As the off-again, on-again summit with, experts say that President Trump should keep it simple as he prepares to finally meet with North Korean leader Kim Jong Un. Jung Pak of the Brookings Institution's Center for East Asia Policy Studies and Ambassador Robert Gallucci, America's chief negotiator during the 1994 North Korean nuclear crisis, sat down with "Face the Nation" moderator Margaret Brennan to offer their views on what the U.S. should expect heading into the meeting.
"I think the president needs to work out along with his team what he should say, what he should not say and what some of the benefits he can offer for Kim," said Pak.

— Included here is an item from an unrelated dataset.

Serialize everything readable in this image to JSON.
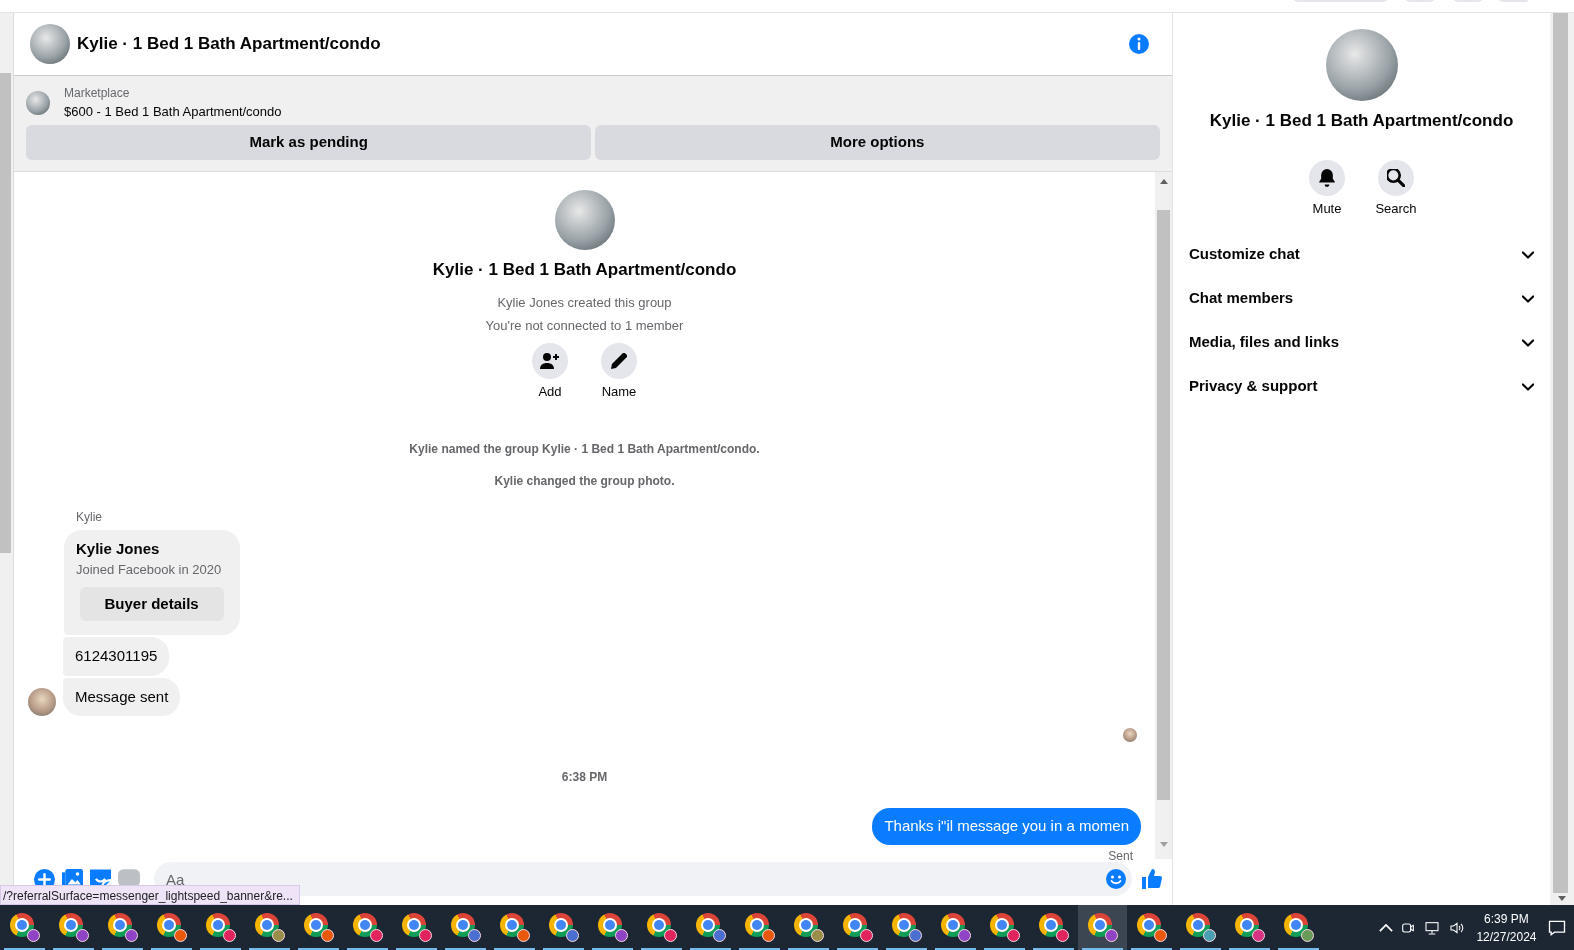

Gallucci agreed, saying foreign policy experts hope that some of Mr. Trump's talking points are "pre-baked" and make sense going into the meeting. "Both people in this meeting are infamous or famous for improvisational -- their surprise factor," he noted. Gallucci added that it would be good for the U.S. delegation to have agreed on "follow-on steps" for what will be implemented in order to reach a deal on denuclearization of the Korean Peninsula.

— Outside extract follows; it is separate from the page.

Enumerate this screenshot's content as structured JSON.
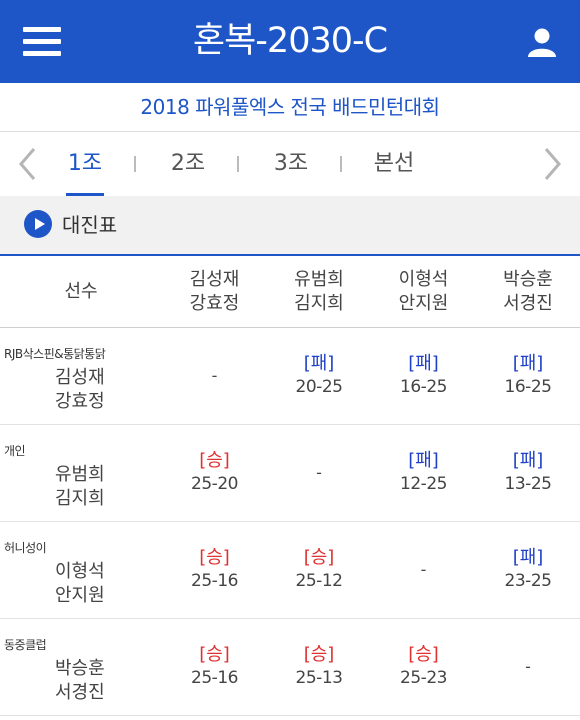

"How much detail can we get on the term denuclearization? What does it meant for North Korea? How do we monitor the giving up and turning over of this material?" Gallucci suggested as potential guidelines for the talks. Mr. Trump still appears committed to complete and total denuclearization, but has hinted it may take longer than just one meeting with Kim to deliver,
Pak meanwhile said that Mr. Trump should be aware that Kim is "doing his homework by all accounts," including reading up on world events. Both experts agreed that the U.S. should in the meantime avoid "shiny objects" like a promise to formally end the Korean War and instead focus on the substance of the talks.